As for your options, Many people make paddle strops from leather and basla, also felt, newspaper, linen cloth, old fiber fire-hose, seatbelt. You can use anything, the main factor is that it is smooth and flat. Ideally cheap, but realistically for all of the talk of differences in leather, it seems that there is as much difference between strops of the same leather, compared to other leathers. You can also strop on clean leather, and each material has its own abrasive qualities. I've never cased the leather for a strop, or read about doing that, so that is interesting. I put quite a lot of neetsfoot oil into the leather to make it soft, and then burnished the leather to smooth it. But I'm not a pro, so I don't really know for sure.
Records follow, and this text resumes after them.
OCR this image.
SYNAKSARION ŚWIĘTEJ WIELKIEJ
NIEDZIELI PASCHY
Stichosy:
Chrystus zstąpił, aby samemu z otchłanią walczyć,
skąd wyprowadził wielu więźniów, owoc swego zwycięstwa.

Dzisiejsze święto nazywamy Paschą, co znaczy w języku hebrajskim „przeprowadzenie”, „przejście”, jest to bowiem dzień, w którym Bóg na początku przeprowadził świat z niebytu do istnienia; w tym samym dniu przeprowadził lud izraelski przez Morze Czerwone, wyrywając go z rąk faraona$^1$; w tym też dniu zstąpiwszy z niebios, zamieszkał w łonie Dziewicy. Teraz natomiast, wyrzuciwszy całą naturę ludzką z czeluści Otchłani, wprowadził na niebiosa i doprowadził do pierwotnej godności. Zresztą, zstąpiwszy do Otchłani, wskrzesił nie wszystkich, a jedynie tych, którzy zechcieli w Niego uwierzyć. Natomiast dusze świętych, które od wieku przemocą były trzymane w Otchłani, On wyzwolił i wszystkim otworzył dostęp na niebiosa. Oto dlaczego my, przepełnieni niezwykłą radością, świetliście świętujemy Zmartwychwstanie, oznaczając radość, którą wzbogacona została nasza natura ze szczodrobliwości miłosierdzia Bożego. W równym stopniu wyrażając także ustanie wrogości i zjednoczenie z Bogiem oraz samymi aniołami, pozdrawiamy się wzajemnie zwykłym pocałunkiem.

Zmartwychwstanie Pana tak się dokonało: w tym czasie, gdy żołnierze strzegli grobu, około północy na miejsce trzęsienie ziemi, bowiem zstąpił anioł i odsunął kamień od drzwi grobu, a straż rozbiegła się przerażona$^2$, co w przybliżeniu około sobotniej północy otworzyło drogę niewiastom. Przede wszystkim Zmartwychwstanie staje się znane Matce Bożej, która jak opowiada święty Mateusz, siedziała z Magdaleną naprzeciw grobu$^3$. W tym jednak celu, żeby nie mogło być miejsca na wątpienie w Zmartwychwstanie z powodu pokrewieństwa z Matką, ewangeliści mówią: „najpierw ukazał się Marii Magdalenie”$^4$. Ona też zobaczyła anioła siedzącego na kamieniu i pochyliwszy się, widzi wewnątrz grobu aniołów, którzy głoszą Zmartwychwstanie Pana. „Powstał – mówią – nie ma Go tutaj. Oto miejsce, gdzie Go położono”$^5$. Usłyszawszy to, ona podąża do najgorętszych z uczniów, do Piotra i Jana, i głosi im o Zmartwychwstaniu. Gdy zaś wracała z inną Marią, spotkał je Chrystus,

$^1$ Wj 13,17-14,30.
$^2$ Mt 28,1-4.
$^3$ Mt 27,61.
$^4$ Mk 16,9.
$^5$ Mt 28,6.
With this sort of system, you are only able to strop half the blade, and there is some debate as to whether razor pit style devices actually work. As long as there have been razor blades, there have been all manner of methods for refreshing them, some based on reality, but many on pure marketing. If this works for you, great, I'm not trying to say it won't. I'm just not sure you will get out of it what you expect.

As for the best shave you can get? start with soap and a brush, instead of canned goop, and then start thinking about moving to a DE. A little more work, but a much better shave, and blades so cheap, that you could use a new blade every day and still possibly be cheaper than your mach3. Okay, maybe not, but for me two years worth of blades ends up being 30 bucks.
 
Some cartridge razors do well being stopped, especially with a denim strop in my experience. Other will just be instantly dulled it depends on the angle the blades are set at. DE is a better choice if you want a better shave and it's cheaper.
 
DE razor all the way. I switched from a Mach3 two years ago, and haven't looked back. I can not imagine shaving anymore without putting a brush to my face.